In a city that has been influenced by many different far-off cultures over time, there is still a village feel in each historic neighbourhood. Stroll through the Pombaline grid of streets in the Baixa district that opens on to the Tagus in Praça do Comércio, then follow the river to discover some of the city’s most beautiful parts: the monumental area of Belém with its World Heritage monuments, the mediaeval quarters and the latest contemporary leisure spaces, such as the Parque das Nações.
Photo: Praça do Comércio, Lisboa © Arq. Turismo de Portugal
If you continue to the mouth of the river, you'll understand why we say that Lisbon is the centre of a vast resort. Along the coastal road you’ll find beaches and beach resorts that combine villas and hotels from the beginning of the 20th century with marinas, terraces and excellent golf courses. Further along the coast you’ll come across world-renowned surfing beaches, but also the palaces scattered across the cultural landscape of Sintra, a World Heritage Site.
Photo: Palácio da Pena, Sintra © Filipe Rebelo
The wide variety of landscapes and heritage is always close by, whether to the north or south of the capital. With beaches, natural parks, cultural routes and accommodation for all tastes, it is hard to escape the Lisbon region on a visit to Portugal.

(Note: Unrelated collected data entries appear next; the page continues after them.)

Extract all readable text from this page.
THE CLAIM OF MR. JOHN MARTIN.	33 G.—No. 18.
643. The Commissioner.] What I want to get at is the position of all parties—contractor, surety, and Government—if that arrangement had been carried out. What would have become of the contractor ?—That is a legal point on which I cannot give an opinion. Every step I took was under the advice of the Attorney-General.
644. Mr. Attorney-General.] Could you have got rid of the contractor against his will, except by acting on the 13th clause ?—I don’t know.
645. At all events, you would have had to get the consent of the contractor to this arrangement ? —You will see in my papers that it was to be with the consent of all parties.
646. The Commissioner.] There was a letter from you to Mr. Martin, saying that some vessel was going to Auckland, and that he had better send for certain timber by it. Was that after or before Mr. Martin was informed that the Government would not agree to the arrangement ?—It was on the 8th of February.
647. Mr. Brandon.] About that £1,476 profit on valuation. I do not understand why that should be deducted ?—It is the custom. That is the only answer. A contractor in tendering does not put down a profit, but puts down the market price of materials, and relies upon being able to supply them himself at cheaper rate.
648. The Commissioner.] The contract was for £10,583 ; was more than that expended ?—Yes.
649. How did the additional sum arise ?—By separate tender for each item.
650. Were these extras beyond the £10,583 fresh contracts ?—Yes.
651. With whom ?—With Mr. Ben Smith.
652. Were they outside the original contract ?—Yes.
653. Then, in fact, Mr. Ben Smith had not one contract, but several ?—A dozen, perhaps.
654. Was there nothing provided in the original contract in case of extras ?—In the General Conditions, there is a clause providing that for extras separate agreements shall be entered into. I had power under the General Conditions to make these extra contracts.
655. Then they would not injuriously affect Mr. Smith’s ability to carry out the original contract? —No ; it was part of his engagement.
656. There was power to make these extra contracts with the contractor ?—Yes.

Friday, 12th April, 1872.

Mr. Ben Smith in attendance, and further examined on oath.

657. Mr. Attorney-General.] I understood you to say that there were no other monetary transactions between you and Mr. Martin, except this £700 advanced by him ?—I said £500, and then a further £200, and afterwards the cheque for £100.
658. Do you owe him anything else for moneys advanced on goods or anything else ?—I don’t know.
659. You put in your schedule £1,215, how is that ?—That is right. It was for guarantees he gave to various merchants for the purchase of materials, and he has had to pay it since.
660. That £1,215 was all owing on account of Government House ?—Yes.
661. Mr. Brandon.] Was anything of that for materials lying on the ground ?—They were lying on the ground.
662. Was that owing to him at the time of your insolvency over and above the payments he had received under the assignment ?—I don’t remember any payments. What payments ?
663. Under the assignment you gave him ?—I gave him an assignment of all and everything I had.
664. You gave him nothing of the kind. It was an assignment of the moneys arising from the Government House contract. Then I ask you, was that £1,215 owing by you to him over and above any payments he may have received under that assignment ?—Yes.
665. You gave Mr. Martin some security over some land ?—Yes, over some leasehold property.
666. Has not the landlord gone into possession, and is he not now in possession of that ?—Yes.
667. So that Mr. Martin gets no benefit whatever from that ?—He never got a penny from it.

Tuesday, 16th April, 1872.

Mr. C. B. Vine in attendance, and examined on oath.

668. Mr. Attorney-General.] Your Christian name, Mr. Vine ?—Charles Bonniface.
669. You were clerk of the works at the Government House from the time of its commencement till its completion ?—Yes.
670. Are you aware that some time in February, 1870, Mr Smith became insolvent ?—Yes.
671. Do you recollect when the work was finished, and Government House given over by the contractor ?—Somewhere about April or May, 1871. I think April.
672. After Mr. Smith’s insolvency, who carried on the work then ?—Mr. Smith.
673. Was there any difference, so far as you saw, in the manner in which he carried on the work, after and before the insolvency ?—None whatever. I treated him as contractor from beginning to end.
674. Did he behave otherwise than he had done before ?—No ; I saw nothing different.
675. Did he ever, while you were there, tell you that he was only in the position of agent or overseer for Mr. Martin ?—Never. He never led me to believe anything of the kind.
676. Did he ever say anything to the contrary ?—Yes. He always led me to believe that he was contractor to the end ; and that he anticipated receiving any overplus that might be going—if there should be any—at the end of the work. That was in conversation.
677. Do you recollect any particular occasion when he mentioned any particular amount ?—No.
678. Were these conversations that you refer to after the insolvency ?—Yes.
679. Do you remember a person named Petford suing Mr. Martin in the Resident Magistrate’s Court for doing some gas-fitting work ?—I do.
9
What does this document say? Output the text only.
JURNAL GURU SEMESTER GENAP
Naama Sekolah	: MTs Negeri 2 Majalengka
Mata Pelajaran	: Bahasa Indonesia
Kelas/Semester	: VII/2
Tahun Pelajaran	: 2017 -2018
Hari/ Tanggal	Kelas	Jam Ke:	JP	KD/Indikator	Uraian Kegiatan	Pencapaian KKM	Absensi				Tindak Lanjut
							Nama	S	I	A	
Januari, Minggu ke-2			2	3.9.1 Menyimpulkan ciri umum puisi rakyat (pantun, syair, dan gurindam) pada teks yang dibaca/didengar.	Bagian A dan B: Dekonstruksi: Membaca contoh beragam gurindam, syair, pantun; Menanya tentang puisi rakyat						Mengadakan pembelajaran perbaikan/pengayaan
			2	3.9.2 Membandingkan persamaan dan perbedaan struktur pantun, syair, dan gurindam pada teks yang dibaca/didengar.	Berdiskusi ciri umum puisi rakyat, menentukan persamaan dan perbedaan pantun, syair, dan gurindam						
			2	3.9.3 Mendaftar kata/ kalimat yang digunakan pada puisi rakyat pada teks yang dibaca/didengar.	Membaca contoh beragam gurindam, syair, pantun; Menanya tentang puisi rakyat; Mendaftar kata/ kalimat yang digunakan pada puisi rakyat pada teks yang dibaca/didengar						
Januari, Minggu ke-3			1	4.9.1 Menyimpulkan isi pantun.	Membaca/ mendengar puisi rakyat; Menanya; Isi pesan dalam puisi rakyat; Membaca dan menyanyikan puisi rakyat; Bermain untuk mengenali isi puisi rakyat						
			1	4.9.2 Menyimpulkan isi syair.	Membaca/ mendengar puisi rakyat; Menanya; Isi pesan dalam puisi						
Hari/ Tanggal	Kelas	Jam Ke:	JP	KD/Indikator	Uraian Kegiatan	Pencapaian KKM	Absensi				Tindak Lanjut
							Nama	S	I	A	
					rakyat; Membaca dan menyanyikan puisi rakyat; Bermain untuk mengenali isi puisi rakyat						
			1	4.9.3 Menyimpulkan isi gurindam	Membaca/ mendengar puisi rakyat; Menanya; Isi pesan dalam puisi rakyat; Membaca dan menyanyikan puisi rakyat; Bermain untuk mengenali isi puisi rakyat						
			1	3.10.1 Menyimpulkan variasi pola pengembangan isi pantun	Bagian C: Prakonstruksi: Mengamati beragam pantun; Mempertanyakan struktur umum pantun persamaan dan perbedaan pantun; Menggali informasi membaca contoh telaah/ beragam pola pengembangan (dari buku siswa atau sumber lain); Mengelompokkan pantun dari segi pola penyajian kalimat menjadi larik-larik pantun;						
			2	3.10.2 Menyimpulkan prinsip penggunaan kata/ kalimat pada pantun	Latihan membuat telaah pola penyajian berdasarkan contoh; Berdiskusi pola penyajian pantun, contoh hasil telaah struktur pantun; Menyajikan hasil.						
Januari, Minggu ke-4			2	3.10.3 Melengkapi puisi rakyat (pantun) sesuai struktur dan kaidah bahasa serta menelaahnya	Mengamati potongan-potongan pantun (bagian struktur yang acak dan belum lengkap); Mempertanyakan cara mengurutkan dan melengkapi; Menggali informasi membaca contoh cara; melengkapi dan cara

Photo: Cascais © José Manuel
Fado is another expression of what it is to be Portuguese that has also been awarded World Heritage status. You can hear it at night in a fado house or in a traditional neighbourhood. But go, as well, to the lively bars and nightclubs, to find other types of music. From reggae to African music, new wave, indie or electronic, there’s a great diversity of sounds and environments, but all are good excuses to have a drink and dance the night away.